Best Practices for Cross-Platform Deep Links
1. Keep URL patterns consistent across platforms. If /product/:id works on iOS, it should work on Android, and it should work on the web too. Use the same path structure everywhere.
2. Handle missing or invalid parameters gracefully. Deep links come from external sources: emails, push notifications, SMS, social media, QR codes. Users (and bots) will send malformed URLs. Validate parameters and show a helpful fallback screen instead of crashing.

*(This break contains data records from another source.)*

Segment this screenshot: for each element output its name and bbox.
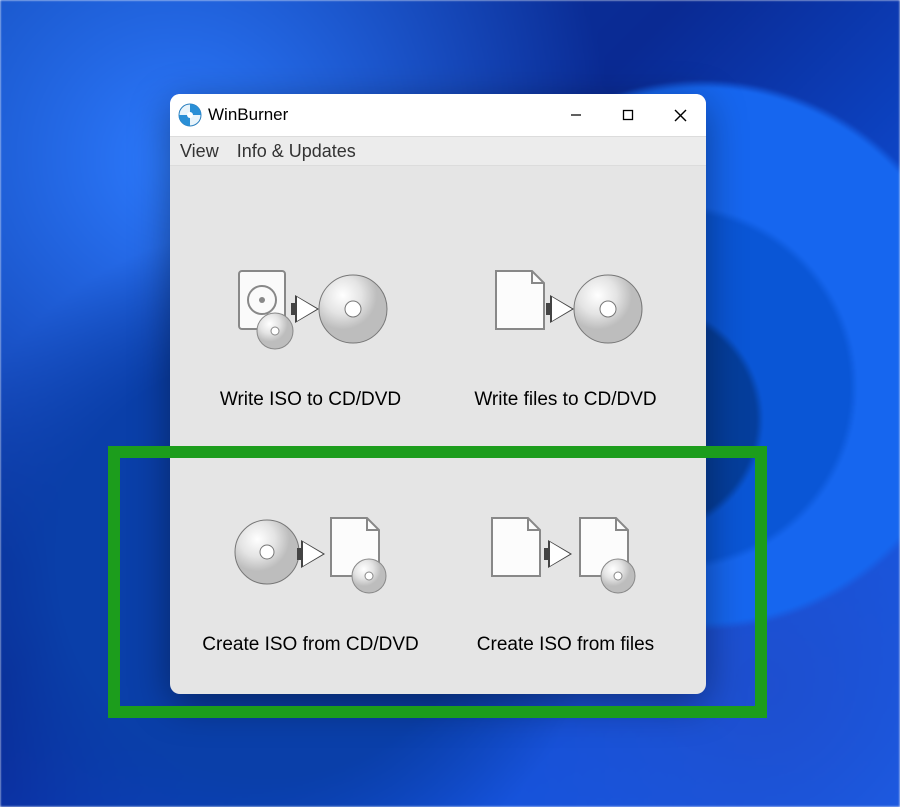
action-write-files-to-cd-dvd[interactable]: Write files to CD/DVD: [443, 190, 688, 425]
action-write-iso-to-cd-dvd[interactable]: Write ISO to CD/DVD: [188, 190, 433, 425]
action-label: Write files to CD/DVD: [474, 389, 656, 411]
action-label: Create ISO from files: [477, 634, 654, 656]
action-label: Create ISO from CD/DVD: [202, 634, 418, 656]
disc-to-iso-icon: [231, 504, 391, 604]
menu-info-updates[interactable]: Info & Updates: [237, 141, 356, 162]
menu-view[interactable]: View: [180, 141, 219, 162]
write-files-to-disc-icon: [486, 259, 646, 359]
action-create-iso-from-cd-dvd[interactable]: Create ISO from CD/DVD: [188, 435, 433, 670]
maximize-button[interactable]: [602, 94, 654, 136]
winburner-window: WinBurner View Info & Updates: [170, 94, 706, 694]
title-bar[interactable]: WinBurner: [170, 94, 706, 136]
write-iso-to-disc-icon: [231, 259, 391, 359]
app-logo-icon: [178, 103, 202, 127]
minimize-button[interactable]: [550, 94, 602, 136]
files-to-iso-icon: [486, 504, 646, 604]
app-title: WinBurner: [208, 105, 288, 125]
action-create-iso-from-files[interactable]: Create ISO from files: [443, 435, 688, 670]
menu-bar: View Info & Updates: [170, 136, 706, 166]
window-controls: [550, 94, 706, 136]
action-label: Write ISO to CD/DVD: [220, 389, 401, 411]
actions-grid: Write ISO to CD/DVD: [170, 166, 706, 694]
close-button[interactable]: [654, 94, 706, 136]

function ProductScreen({ route }) {
const { id } = route.params;
if (!id || !isValidProductId(id)) {
return <NotFoundScreen message="Product not found" />;
}
return <ProductDetail id={id} />;
}
3. Test on real devices, not just simulators. Universal Links behave differently on physical devices than in the iOS Simulator. The Simulator doesn't fully replicate the AASA verification flow. Budget time for real-device testing before release.
4. Version your deep link routes. When you rename a screen or change URL structure, keep the old paths working. Broken deep links in emails or saved bookmarks create a terrible user experience. Map old paths to new destinations rather than removing them.
5. Log deep link events. Track which deep links users tap, whether they resolve successfully, and where failures happen. This data is essential for debugging and for understanding which entry points drive the most engagement.
6. Don't rely on custom URL schemes for primary deep linking. Custom schemes (myapp://) have significant limitations: they don't work in many contexts (embedded browsers, some email clients), they can conflict with other apps, and they show error dialogs when the app isn't installed. Use HTTPS Universal Links and App Links as your primary deep linking mechanism.
7. Handle the cold start vs. warm start distinction. When the app is already running and receives a deep link, the behavior differs from a cold start. React Native's Linking.getInitialURL() only fires on cold start; the url event listener only fires on warm start. Flutter's go_router handles both, but if you're using manual platform channels, test both scenarios explicitly.
Conclusion
Cross-platform deep linking requires work on multiple layers: server-side verification files, native platform configuration, framework bridge code, and in-app navigation routing. No single framework abstracts all of this away, and that's unlikely to change because the native platform requirements are fundamental to how mobile operating systems handle links.
The practical approach is to standardize your URL patterns early, centralize your routing logic, type your route parameters, and test on real devices. For deferred deep links, you'll almost certainly want a service that handles the server-side matching rather than building it yourself.
Whether you're building with React Native, Flutter, Kotlin Multiplatform, or any other cross-platform framework, the deep linking fundamentals are the same. The differences are in the syntax, not the architecture. Get the architecture right, and switching frameworks or adding new platforms becomes a matter of writing new bridge code, not redesigning your link infrastructure.